# Continuous Machine Learning

As a data science team, we want to collaborate and integrate our work as often as possible. To ensure that our work does not only run locally (*"but it works on my machine"*) and is compatible with the others' work, we want to run our data and training pipeline as part of our **continuous integration** (CI) pipeline.

In this showcase we want to demonstrate how you can setup a simple CI pipeline that runs via **Github Actions** and trains the model on each pushed commit group. As a nice bonus feature, we will use [cml.dev](cml.dev) to post training metrics into a pull request. 

### Disclaimer
This showcase is based on the official [cml.dev](cml.dev) introductory example :)

## Prerequisites

To follow this showcase, you will need
- basic familiarity with git
- a Github account

# Setup the repository

1. Create a new Github repository via the Github UI (top-right corner, "+" symbol, "New repository"

In [None]:
# initialize git repo locally
!git init

In [None]:
# set our author profile
!git config user.email "you@example.com"
!git config user.name "Your Name"

In [None]:
# add the Github repo as a remote to the local repository
#!git remote add origin https://github.com/YOUR_GH_NAME/YOUR_GH_REPO.git

## Add the code to the repo
We've already prepared a simple data science project. It consists of the file `get_data.py`, which imports some tabular data, as well as `train.py`, which trains a RandomForestClassifier. The `requirements.txt` contains a list of the python packages necessary to run our code. In addition, we also prepared a Github Actions workflow definition at `.github/workflows/pipeline.yaml`. Let's have a look at these files.

In [None]:
!git add get_data.py train.py requirements.txt .github/workflows/pipeline.yaml

In [None]:
!git commit -m "Add core files"

In [None]:
# we have to open a terminal for this, since it asks for input
# !git push -u origin master

View the pipeline running now automatically in your Github repo via Github Actions.

## Let's change something
Now that we established the CI pipeline, we want to change some hyperparameters and view the changes. We will create a new branch and push our changes to the new branch. Then, we will create a pull request.

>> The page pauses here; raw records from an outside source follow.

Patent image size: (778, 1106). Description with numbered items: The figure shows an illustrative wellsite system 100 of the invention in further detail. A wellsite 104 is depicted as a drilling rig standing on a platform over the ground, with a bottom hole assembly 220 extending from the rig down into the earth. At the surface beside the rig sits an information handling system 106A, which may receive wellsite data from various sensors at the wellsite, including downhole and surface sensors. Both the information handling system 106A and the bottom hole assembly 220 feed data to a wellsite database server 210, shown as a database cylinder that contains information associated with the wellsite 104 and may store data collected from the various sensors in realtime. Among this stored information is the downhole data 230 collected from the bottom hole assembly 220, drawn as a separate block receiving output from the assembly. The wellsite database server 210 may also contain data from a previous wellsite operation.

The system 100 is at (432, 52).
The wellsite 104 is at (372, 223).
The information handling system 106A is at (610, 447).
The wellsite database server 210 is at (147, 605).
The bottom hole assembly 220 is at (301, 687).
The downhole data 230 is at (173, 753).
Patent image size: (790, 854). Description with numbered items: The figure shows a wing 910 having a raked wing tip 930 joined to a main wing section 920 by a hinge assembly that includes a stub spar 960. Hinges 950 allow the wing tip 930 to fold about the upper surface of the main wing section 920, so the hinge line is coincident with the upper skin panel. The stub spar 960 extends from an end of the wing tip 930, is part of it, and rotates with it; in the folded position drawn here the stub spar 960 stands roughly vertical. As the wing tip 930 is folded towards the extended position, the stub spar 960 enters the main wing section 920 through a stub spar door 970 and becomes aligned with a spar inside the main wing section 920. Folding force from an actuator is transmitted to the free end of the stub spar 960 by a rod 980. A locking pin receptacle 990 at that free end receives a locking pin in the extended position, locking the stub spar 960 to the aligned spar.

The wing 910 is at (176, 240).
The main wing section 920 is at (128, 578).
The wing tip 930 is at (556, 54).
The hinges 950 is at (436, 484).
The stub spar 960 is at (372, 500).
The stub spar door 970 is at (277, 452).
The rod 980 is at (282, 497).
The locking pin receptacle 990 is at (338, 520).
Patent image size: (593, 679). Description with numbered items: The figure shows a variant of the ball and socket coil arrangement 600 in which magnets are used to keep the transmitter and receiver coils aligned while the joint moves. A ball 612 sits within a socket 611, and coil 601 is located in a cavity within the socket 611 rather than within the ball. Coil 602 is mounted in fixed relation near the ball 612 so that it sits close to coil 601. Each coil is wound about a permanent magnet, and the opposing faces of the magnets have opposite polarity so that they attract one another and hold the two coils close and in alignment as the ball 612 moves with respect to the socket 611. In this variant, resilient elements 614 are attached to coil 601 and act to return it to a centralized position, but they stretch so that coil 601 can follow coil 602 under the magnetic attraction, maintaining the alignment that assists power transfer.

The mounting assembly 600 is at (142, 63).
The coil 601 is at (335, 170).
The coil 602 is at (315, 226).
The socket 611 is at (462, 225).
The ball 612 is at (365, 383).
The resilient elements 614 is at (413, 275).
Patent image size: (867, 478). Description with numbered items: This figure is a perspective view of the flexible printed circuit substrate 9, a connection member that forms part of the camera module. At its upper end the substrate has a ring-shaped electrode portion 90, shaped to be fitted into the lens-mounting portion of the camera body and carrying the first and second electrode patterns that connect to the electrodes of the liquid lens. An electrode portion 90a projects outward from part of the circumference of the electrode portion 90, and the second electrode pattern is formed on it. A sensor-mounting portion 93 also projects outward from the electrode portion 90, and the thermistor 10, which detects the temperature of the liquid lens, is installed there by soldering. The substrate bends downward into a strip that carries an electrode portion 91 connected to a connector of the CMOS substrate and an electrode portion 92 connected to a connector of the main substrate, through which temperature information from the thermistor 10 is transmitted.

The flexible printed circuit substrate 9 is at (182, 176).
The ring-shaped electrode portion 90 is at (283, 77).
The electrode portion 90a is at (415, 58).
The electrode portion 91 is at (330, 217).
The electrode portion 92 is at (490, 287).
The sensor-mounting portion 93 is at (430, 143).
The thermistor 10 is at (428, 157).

First, let's change the hyperparameter `depth` in our training file.

In [None]:
!git checkout -b changed-depth

In [None]:
!git add train.py

In [None]:
!git commit -m "Try depth of 5"

In [None]:
# we have to open a terminal for this, since it asks for input
# !git push -u origin changed-depth

Open a pull request and wait for the pipeline to finish.

## Remarks

Our showcase trained a model using a very basic python script. Of course, you can also combine this idea with more advanced pipelines and frameworks, such as dvc or mlflow.

The more complicated and resource-intensive your pipeline gets (e.g. because your training requires GPUs), it might be worth looking into running the pipeline not directly in the Github runner, but remotely in an orchestrator such as Airflow or Kubeflow Pipelines.